Setting the bar: Student building her future with a history of success

Sarahi Rodriguez, 17, is an award-winning powerlifter, president of the National Honor Society at Harlingen High School South, a Lady Hawk Basketball Player – and now a certified medical assistant. (Courtesy photo)

HARLINGEN — For Sarahi Rodriguez, 17, high achievement is a way of life.

She sets the bar high for herself, and the moment she clears that bar she seeks the next.

And the next.

That’s why Sarahi is an award-winning powerlifter, president of the National Honor Society at Harlingen High School South, a Lady Hawk Basketball Player — and now a certified medical assistant.

She began this most recent challenge at the beginning of the school year, and it wasn’t easy.

“Before I got my certification, I was really overwhelmed with all the work I had to put in to studying,” said the Harlingen South senior.

The coursework she outlined clearly conveys the magnitude of that challenge.

The CMA certification by the National Healthcareer Association required she work through about 20 modules of instruction in such topics as EKG and phlebotomy.

“It was all the basic principles that we have to learn to be a medical assistant,” she said.

She studied each module with a strong sense of purpose, so dedicated to the material that by the day of the test, she felt confident in her ability.

“I just knew I was going to pass it,” she said.

And so she did.

This achievement is impressive in any case, but even more so considering her other endeavors as a student leader and member of the Harlingen South FFA program and the Harlingen school district’s Student Advisory Board.

“At the beginning of the year it started off easy,” she said. “But as time went on with basketball and powerlifting and FFA all in the same season, it just got really more rigorous. I had a lot of late-night studying and early morning wakeups. But at the end it worked out for me.”

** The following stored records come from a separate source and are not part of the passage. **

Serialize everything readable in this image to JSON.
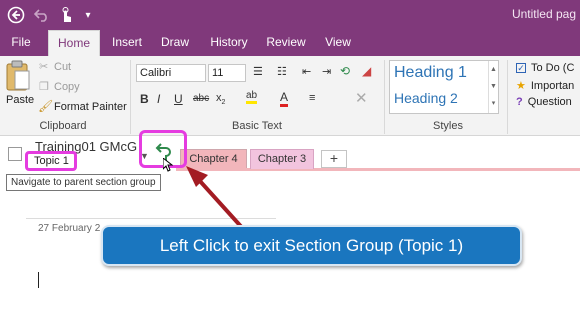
{
  "titlebar": {
    "document_title": "Untitled pag",
    "qat_icons": [
      "back-icon",
      "undo-icon",
      "touch-mode-icon",
      "customize-qat-icon"
    ]
  },
  "ribbon_tabs": [
    {
      "label": "File"
    },
    {
      "label": "Home",
      "active": true
    },
    {
      "label": "Insert"
    },
    {
      "label": "Draw"
    },
    {
      "label": "History"
    },
    {
      "label": "Review"
    },
    {
      "label": "View"
    }
  ],
  "clipboard": {
    "paste_label": "Paste",
    "cut_label": "Cut",
    "copy_label": "Copy",
    "format_painter_label": "Format Painter",
    "group_label": "Clipboard"
  },
  "basic_text": {
    "font_name": "Calibri",
    "font_size": "11",
    "bold": "B",
    "italic": "I",
    "underline": "U",
    "strikethrough": "abc",
    "subscript": "x",
    "highlight": "ab",
    "font_color": "A",
    "group_label": "Basic Text"
  },
  "styles": {
    "heading1": "Heading 1",
    "heading2": "Heading 2",
    "group_label": "Styles"
  },
  "tags": {
    "items": [
      "To Do (C",
      "Importan",
      "Question"
    ]
  },
  "notebook": {
    "name": "Training01 GMcG",
    "section_group": "Topic 1",
    "sections": [
      "Chapter 4",
      "Chapter 3"
    ],
    "add_section_label": "+",
    "tooltip": "Navigate to parent section group"
  },
  "page": {
    "date": "27 February 2"
  },
  "callout": {
    "text": "Left Click to exit Section Group (Topic 1)"
  },
  "colors": {
    "brand": "#80397b",
    "highlight_border": "#e53ce0",
    "callout_bg": "#1a76bf",
    "arrow": "#a31c23",
    "section_tab_chapter4": "#f2b6bb",
    "section_tab_chapter3": "#f2c4de"
  }
}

So what factored into her decision to earn the certification?

It began with family influences.

“My aunts are in the healthcare profession,” she said. “One of them is a traveling registered nurse and I thought what she did was really interesting.”

This initial spark motivated her in her freshman year to take a course called “Intro to Principles of Healthcare.”

The title doesn’t sound too exciting but with the right teacher it can be a springboard toward further exploration.

“The teacher made all of our learning interesting,” she said. “At the end of the year she recommended me and one of my close friends to volunteer at Valley Baptist.”

It was only a two-week tenure but life changing.

“I helped the nurses with paperwork and vital signs,” she said. “The way they treated people really fascinated me because they handled them with care.”

At the end of those two weeks, she was chosen to observe three surgeries live which piqued her intrigue even further. And the rest is her most recent history, and her histories yet to come.

She leaves her public school career with CMA certification in hand.

She hopes to work in that capacity while earning a bachelor’s of science in registered nursing.

Ultimately, she’d like to specialize in gynecology.